When this story first broke of Henry Louis Gates Jr., the black Harvard professor and Sgt. James Crowley, the white Cambridge police officer, I thought it was pretty cut and dry. More jerks with badges abusing minorities in whatever way they feel they could get away with. But slowly this story started to evolve in to something more and I decided to wait and see what comes of this. As they say, many times it’s who you know that counts. And with Professor Gates being pals with President Obama things were about interesting. Letting his need for political correctness rest momentarily, Obama called it how most people seemed to see it. He said the arresting officers’ actions were “stupid”. I’m actually shocked at the uproar that came down when the President said this.

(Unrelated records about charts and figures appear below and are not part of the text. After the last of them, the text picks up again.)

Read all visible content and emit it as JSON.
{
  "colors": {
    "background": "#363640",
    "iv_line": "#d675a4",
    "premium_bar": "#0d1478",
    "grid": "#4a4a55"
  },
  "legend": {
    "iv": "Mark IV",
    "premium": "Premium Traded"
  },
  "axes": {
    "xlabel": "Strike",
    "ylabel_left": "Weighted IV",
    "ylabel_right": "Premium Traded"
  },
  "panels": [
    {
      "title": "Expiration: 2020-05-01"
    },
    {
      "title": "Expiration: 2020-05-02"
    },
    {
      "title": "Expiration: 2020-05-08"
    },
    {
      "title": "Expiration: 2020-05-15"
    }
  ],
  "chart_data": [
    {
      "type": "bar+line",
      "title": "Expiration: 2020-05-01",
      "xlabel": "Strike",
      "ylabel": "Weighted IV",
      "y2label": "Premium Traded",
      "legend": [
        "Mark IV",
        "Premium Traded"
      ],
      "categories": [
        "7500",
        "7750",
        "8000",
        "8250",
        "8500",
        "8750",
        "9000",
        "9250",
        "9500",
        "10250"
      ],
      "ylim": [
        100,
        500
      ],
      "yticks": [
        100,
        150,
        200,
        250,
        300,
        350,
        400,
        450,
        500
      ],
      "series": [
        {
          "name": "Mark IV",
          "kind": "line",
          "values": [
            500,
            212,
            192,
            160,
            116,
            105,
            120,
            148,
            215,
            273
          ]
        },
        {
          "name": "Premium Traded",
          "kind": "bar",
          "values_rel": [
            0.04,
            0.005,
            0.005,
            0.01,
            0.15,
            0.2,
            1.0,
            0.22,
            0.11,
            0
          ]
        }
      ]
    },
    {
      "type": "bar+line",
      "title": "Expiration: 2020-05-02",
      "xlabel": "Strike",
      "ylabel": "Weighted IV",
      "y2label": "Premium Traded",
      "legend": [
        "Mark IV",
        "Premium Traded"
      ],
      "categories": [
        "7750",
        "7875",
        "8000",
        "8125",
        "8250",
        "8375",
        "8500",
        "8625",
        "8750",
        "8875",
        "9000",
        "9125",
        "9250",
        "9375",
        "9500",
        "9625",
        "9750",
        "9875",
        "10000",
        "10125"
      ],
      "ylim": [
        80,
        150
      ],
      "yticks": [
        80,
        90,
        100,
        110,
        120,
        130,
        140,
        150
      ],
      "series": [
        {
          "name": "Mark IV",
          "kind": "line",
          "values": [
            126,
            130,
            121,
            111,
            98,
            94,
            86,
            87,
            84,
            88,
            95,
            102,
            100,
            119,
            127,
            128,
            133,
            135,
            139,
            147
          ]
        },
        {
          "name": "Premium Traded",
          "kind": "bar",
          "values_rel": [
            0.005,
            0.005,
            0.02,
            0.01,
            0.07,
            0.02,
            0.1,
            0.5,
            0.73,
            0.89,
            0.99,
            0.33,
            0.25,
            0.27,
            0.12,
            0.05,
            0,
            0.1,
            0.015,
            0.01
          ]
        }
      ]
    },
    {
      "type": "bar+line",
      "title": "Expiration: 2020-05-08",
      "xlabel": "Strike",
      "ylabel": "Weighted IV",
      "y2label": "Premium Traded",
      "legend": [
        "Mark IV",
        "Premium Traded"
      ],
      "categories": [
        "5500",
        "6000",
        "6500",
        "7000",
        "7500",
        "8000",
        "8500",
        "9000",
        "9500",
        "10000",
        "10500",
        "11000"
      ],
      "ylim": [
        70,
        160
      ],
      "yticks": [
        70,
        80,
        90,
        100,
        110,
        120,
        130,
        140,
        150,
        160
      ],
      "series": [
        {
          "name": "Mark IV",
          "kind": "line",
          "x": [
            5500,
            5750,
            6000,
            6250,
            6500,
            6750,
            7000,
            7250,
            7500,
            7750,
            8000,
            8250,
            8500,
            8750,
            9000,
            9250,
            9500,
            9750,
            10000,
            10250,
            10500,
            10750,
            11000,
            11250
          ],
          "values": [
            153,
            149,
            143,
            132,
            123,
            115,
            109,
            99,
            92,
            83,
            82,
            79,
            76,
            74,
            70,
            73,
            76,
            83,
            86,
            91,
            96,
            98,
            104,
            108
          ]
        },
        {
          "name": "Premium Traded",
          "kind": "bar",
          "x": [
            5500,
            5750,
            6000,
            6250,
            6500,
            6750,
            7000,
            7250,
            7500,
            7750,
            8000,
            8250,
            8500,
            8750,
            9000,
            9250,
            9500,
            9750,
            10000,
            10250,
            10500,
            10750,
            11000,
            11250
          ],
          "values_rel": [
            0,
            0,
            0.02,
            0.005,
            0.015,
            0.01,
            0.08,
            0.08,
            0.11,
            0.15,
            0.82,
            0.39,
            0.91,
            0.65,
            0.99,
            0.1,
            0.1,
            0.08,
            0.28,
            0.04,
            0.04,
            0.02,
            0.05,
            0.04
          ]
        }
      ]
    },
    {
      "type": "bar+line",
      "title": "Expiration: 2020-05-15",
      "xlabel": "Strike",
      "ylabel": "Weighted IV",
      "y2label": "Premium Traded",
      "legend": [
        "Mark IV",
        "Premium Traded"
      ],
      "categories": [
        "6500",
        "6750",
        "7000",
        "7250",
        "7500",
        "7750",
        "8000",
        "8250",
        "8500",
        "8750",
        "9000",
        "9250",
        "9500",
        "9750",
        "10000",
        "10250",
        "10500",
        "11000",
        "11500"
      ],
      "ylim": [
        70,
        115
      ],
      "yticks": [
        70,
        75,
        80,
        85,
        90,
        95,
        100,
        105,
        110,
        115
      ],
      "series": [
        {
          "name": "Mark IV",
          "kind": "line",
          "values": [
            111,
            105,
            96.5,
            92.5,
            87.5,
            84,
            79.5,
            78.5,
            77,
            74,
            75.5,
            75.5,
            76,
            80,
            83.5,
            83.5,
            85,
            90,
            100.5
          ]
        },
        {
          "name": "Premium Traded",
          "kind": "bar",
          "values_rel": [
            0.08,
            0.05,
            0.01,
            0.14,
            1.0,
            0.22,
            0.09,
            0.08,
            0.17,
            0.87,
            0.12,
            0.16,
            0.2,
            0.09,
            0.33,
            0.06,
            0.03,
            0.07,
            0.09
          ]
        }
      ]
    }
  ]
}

Republicans pounced on it and many pro police groups made it their business the “defend” the Cambridge forces. After semi retracting his statement, in what I consider to be unneeded damage control, Obama with have a meeting with the two central figures in this situation to try and bring about some kind of “lesson learned”. It’s a noble and worth wild endeavor.
But I think more so then anything that comes from these men specifically, we got a very public reminder that while the idea and reality that minorities are not limited in their dreams was solidified in this past election. The struggles, assumptions, stereotypes and profiling of the everyday man still exist. In many ways the election of president seems to have given a little shot in the arm to those with less than pleasant views of black and brown folk. You see with a black president in the White House, bigotry that w3as once kept in the privacy of the home or personal company has now been unleashed. The angry portions of the Republican Party, the disenfranchised male whites who rally behind the Rush Limbaugh’s of the world are hitting those internet sites with force.
It makes you think, was this always being felt and thought beneath the surface or is this reaction to the steady redistribution of power to high ranking minorities within this nation. It’s said that equality is a never ending struggle and even at its greatest point of accomplishment we cannot really hope for everyone to be treated the same. We can seek FAIR treatment across the board but the same treatment is highly unlikely.